Our survey party, consisting of about ten people, ended up living in a temporary cabin halfway up Red Mountain. For two months, which was all the time the mountain was free of snow, we worked 12 hours a day, seven days a week. All of the mineralized areas were covered with a grid pattern of mining claims, each one 300 ft by 1500 feet. Each comer was marked with a cairn and a four by four stake which had nailed to it lead tags with the claim’s name and number. While we were at work another party appeared on the mountain. They were doing their own surveying, hoping to catch a mistake of ours where there might be a sliver of unclaimed land. Their plan was to establish their own claim and to sell it for a fortune once a mining operation was about to start. We were working under the provisions of the U.S. mining law of 1872. I saw the project, living in a cabin like a genuine prospector and getting paid to clamber up and down Red Mountain as a grand adventure. I also acquired what I considered to be a small fortune, working copious hours of overtime and having no living expenses.
Later in 1957 I began to think of how I might best use my newly acquired riches. I felt that my best investment would be some additional education and I made an appointment to see Bob Henderson to seek his advice. Mr. Henderson explained to me that an advanced degree in mining would be useful only if I planned a teaching career in mining. We discussed the future of mining in the United States and the rest of the world and then Mr. Henderson allowed that, if he stood in my shoes he would invest in a Master’s degree in Business Administration. He expanded on this idea and it made a great deal of sense to me. Bob Brown, who had an advanced degree from Columbia University, suggested that the University of Michigan would be a good school to go to. This idea was heartily endorsed by my colleagues in the engineering department who were impressed by the outstanding record of the football team of University of Michigan.

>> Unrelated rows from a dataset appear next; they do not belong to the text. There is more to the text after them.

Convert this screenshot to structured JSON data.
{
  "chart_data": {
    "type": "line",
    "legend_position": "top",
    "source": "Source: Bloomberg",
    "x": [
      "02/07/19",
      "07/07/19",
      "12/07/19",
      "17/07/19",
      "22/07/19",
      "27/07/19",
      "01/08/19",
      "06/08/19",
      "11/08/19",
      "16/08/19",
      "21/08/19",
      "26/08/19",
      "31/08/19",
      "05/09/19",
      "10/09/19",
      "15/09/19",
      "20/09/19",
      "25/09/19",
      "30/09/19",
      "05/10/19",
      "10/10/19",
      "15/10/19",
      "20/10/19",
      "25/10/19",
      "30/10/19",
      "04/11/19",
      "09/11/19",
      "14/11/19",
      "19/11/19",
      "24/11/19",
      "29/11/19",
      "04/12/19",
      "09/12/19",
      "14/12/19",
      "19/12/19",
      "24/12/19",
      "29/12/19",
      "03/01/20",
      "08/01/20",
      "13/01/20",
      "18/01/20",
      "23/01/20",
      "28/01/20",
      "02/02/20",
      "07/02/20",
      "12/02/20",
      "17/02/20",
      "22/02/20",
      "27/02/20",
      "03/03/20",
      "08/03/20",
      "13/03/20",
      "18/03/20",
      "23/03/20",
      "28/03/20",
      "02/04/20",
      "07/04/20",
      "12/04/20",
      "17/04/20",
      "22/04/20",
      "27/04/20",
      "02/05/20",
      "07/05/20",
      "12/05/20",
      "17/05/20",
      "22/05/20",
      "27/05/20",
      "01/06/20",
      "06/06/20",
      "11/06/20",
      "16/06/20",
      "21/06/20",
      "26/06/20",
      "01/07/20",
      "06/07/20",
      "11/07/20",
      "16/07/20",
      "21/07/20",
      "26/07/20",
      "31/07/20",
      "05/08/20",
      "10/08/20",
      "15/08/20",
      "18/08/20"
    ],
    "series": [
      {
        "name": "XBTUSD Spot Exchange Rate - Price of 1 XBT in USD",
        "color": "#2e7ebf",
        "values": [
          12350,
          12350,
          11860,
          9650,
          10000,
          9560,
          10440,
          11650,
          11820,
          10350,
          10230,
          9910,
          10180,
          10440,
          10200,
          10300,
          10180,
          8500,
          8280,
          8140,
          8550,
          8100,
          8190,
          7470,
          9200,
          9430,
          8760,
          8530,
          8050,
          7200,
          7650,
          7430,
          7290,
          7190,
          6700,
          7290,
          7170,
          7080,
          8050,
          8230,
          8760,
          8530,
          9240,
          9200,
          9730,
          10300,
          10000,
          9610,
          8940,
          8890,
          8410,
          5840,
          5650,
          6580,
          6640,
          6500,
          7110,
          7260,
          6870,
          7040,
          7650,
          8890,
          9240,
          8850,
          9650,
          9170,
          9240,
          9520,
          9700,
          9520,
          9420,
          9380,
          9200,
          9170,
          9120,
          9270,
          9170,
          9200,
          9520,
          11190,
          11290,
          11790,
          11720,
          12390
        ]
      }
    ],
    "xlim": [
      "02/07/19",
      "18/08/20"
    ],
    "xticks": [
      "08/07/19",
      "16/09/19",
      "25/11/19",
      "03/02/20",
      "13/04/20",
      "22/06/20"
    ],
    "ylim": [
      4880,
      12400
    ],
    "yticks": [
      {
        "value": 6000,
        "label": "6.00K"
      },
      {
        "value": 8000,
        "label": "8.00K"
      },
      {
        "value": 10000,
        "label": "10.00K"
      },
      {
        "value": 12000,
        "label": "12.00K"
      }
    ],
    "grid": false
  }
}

I started my studies in Ann Arbor in the first semester of 1958. There is little doubt in my mind that Bob Henderson’s advice has been of great and lasting value to me. Attending the university forced me to read and write a great deal in English and brought me a lot closer to the mainstream of American society. It also gave me the opportunity to attend the only class in computer technology then available which directed my professional career for many years to come.
Most importantly it is the University of Michigan where I met Carol. David Bauer, one of my Leadville friends, had suggested that I should look up one of his high school classmates who was a graduate student in the sociology department in Michigan. She was a lovely young lady who had little use for me but felt some social obligation and invited me to a party of other students in her department. As luck will have it Carol Byrd attended the same party. For the merriment of the guests there was a Hoola Hoop contest. Carol, always a good sport, participated and in my opinion was the hands down winner of the contest. It is only an unkind and unfounded rumor that Carol’s Hoola Hoop performance had any significant impact on our future relationship. It is true, however, that Carol’s escort, Ernst Mueller, had to visit the bathroom which gave me the opportunity to chat a little. A few days later I saw Carol again. This time I was taking an 8mm movie of the campus for some friends from South America. They wanted to include an “American girl” in the pictures if it could somehow be accomplished. Carol, good sport that she is, played along. Somewhere in South America there is an old 8mm movie showing Carol walking down the steps of the library. On this occasion Carol was unescorted and I had the opportunity to walk home with her.